= Credit bureaus in the Philippines =

Credit bureaus in the Philippines are credit bureaus that are licensed and accredited by the Philippine governments
department of Credit Information Corporation (CIC) to operate within the Philippines.

==History==
In 2016, the Credit Information Corporation or CIC announced the first six credit bureaus in the Philippines in 13 March 2016.
The accredited credit bureaus consist of five international firms and one local credit bureau.

At that time CIC President Jaime Garchitorena said bureaus could start operations as soon as they become incorporated. The complete and substantial collection of credit data were planned to be ready by the end of 2016 or early 2017.

== Accredited bureaus ==

As of 2018, the following bureaus were accredited:

=== Local firms ===
- CIBI Information Also known as CIBI, formerly known as Credit Information Bureau, Inc., was the first credit bureau in the Philippines. CIBI started as a quasi government body under the Central Bank of the Philippines to initiate a credit information exchange system in the Philippines. In 1982, CIBI was founded and established by Presidential decree 1941 and was created under the Central Bank of the Philippines, now Bangko Sentral ng Pilipinas (BSP); the Securities and Exchange Commission (SEC) and the Financial Executives Institute of the Philippines (FINEX). In 1997, Credit Information Bureau, Inc. was incorporated into a private entity and became CIBI Information, Inc. At present, CIBI is a provider of information and intelligence for business, credit and individuals. The company also supplies compliance reports before accrediting suppliers, industry partners and even hiring professionals. Marlo R. Cruz is the current President and CEO of CIBI.
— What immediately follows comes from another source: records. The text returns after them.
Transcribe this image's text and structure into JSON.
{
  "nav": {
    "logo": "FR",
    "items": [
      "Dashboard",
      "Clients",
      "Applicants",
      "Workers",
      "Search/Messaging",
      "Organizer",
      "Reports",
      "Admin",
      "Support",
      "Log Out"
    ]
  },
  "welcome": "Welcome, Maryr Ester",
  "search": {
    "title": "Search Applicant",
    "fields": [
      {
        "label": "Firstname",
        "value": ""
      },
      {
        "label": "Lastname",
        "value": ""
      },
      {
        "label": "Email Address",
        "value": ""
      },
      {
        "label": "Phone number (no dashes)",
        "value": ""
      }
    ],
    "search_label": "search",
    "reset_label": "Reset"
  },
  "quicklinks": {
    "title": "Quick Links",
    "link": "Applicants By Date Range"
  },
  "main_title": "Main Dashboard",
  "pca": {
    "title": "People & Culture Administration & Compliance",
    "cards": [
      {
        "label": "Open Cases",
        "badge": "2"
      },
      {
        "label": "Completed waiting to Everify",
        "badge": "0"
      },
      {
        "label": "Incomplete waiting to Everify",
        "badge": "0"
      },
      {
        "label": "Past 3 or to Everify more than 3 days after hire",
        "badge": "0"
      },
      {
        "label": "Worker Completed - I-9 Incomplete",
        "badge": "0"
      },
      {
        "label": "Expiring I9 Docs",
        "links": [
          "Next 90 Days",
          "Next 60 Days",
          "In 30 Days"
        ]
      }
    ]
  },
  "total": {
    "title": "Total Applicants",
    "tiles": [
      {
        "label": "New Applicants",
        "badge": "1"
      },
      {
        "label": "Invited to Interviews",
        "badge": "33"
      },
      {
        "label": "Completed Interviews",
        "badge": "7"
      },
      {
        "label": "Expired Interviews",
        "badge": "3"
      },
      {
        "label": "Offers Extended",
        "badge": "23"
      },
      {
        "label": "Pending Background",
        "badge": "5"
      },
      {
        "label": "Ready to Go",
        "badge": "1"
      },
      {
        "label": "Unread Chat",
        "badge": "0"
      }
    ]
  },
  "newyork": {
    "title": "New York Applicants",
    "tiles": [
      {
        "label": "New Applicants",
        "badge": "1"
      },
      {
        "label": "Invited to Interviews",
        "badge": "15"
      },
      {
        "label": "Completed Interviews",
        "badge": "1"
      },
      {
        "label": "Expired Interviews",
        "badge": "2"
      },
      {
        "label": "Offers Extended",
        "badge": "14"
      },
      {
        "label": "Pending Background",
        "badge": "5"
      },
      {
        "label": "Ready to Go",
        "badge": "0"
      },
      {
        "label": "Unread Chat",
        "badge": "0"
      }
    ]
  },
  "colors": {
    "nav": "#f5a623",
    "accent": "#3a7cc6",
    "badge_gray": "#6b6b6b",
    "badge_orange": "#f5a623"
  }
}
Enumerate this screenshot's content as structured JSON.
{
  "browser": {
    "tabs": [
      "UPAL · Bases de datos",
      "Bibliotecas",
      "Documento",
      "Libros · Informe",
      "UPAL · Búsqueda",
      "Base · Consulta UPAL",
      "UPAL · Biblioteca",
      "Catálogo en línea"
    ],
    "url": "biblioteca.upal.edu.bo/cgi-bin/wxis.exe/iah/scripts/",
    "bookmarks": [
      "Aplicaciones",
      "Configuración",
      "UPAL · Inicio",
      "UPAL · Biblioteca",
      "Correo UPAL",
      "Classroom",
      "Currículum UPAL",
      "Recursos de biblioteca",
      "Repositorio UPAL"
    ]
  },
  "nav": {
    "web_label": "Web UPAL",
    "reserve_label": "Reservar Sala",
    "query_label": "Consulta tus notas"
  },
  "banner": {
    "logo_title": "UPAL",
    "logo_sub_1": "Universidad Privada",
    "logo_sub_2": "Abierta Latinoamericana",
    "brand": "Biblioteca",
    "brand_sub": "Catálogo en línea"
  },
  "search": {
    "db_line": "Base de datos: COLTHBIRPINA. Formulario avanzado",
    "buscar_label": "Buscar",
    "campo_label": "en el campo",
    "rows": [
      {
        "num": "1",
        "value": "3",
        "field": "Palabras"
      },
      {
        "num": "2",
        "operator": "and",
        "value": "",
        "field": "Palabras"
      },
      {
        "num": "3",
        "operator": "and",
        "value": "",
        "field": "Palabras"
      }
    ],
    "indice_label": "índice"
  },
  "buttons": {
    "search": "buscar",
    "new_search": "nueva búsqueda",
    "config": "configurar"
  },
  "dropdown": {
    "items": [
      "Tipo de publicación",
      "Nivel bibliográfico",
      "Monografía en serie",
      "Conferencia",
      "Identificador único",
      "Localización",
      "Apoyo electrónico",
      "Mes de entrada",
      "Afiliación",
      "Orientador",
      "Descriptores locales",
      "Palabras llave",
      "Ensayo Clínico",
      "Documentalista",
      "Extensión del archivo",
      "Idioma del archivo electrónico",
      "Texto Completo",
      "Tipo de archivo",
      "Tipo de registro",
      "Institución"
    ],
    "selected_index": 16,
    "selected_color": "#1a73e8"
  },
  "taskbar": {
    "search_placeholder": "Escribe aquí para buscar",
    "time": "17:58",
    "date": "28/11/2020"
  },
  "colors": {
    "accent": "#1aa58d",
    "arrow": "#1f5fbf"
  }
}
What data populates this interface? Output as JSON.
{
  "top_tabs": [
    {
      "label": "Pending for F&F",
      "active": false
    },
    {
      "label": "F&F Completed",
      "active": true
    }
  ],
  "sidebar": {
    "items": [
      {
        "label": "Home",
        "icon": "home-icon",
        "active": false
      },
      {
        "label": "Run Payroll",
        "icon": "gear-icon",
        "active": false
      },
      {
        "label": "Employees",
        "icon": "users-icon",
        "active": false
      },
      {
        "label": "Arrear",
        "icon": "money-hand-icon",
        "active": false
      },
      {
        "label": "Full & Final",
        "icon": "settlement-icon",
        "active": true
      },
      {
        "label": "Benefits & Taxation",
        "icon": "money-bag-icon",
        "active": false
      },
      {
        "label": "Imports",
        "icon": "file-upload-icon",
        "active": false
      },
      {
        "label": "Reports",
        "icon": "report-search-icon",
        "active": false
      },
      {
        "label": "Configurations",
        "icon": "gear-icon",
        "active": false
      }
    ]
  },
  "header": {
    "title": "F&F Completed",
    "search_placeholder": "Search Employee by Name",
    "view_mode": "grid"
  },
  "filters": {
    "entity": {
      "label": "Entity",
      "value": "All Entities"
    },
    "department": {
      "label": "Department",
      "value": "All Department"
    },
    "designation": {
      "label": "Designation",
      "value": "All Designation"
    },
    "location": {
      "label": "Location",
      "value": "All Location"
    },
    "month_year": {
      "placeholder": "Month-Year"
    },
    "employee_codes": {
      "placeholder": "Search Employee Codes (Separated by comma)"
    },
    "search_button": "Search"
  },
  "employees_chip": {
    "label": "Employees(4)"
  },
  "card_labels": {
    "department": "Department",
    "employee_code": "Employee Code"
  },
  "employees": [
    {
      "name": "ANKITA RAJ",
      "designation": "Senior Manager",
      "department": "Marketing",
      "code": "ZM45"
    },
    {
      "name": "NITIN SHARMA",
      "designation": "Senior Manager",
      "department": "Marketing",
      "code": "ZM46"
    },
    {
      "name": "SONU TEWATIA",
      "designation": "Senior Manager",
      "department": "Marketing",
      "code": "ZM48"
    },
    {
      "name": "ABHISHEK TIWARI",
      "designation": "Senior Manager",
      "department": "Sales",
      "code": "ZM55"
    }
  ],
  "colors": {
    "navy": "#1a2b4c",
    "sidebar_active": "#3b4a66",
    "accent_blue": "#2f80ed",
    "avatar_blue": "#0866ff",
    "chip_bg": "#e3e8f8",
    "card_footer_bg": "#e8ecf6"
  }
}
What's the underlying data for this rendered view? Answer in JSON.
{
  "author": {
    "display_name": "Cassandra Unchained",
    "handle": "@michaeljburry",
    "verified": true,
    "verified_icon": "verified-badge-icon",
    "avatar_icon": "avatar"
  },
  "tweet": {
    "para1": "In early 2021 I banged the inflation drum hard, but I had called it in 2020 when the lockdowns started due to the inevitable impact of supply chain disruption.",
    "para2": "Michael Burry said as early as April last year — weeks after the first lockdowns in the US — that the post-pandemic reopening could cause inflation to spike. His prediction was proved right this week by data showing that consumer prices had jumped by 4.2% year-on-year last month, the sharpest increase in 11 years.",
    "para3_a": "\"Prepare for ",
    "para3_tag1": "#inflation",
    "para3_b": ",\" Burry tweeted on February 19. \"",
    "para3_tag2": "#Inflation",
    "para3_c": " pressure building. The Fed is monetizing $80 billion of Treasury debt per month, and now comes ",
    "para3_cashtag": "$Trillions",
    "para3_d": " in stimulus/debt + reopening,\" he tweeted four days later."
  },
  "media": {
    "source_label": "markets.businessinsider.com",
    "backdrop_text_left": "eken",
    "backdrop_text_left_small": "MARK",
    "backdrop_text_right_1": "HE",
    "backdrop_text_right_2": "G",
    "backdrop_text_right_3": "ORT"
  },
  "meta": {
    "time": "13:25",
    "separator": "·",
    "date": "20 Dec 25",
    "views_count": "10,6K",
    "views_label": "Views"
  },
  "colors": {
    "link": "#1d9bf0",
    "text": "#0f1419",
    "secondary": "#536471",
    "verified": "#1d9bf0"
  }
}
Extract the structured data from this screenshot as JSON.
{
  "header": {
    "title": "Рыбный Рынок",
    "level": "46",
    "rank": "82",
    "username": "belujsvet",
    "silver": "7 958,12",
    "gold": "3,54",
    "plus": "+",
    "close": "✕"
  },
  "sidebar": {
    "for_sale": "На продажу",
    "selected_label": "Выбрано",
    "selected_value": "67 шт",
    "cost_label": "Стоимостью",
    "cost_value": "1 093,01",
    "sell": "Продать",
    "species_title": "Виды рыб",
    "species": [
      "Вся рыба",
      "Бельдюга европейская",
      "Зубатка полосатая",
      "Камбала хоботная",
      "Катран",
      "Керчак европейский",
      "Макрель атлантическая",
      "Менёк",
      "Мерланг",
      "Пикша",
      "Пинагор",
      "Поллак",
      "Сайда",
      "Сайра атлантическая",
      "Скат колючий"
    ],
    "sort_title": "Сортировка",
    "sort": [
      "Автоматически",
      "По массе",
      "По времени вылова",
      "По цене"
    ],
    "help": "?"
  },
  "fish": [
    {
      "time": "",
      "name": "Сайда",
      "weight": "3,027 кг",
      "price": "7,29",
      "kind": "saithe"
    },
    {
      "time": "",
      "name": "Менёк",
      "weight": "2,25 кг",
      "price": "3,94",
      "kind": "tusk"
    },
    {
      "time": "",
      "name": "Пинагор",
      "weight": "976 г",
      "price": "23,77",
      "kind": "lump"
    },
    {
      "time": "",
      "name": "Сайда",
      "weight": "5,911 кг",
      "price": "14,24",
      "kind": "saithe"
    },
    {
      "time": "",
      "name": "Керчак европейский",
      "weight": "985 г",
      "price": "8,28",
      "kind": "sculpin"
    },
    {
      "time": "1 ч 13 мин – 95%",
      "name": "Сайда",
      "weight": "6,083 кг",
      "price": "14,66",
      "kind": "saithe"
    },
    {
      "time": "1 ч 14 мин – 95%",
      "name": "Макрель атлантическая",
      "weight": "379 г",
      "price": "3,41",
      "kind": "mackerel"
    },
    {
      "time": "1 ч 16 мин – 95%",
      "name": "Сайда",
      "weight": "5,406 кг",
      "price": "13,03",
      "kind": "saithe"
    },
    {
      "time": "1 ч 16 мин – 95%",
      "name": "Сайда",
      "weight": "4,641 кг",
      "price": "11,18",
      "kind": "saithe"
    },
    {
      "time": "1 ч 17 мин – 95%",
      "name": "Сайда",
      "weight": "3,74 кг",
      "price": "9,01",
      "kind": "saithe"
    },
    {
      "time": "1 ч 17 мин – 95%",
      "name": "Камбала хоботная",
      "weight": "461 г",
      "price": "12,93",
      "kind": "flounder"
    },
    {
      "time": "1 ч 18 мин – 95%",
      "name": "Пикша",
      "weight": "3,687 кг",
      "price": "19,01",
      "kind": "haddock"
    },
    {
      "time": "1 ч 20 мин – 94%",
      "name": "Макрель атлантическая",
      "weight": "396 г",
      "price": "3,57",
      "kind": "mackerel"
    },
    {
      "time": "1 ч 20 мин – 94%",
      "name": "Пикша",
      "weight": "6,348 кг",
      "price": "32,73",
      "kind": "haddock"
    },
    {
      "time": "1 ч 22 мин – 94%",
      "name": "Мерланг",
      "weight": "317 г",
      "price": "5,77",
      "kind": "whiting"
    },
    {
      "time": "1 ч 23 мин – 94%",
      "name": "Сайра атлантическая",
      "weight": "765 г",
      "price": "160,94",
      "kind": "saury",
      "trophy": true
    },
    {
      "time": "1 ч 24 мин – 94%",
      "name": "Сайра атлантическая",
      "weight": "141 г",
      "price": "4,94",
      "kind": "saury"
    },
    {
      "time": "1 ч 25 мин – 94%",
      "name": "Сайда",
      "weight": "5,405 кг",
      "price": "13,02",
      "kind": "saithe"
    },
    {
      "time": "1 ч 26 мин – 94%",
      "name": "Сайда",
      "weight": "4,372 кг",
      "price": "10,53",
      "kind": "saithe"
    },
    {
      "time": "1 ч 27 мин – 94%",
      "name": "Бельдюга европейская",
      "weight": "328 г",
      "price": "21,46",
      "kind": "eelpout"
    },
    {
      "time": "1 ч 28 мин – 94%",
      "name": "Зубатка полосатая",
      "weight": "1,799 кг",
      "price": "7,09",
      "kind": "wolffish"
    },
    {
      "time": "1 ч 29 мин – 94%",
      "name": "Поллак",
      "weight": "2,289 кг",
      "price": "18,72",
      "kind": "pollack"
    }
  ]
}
=== International firms ===
- TransUnion Philippines- A local office of a Chicago-based firm which partnered with banks in the Philippines in 2011.
- Compuscan Philippines: In October 2015, Compuscan Philippines Inc., a subsidiary of Compuscan, opened in Manila, Philippines, where the Credit Information Corporation (CIC) licensed Compuscan as a Special Accessing Entity (“SAE”).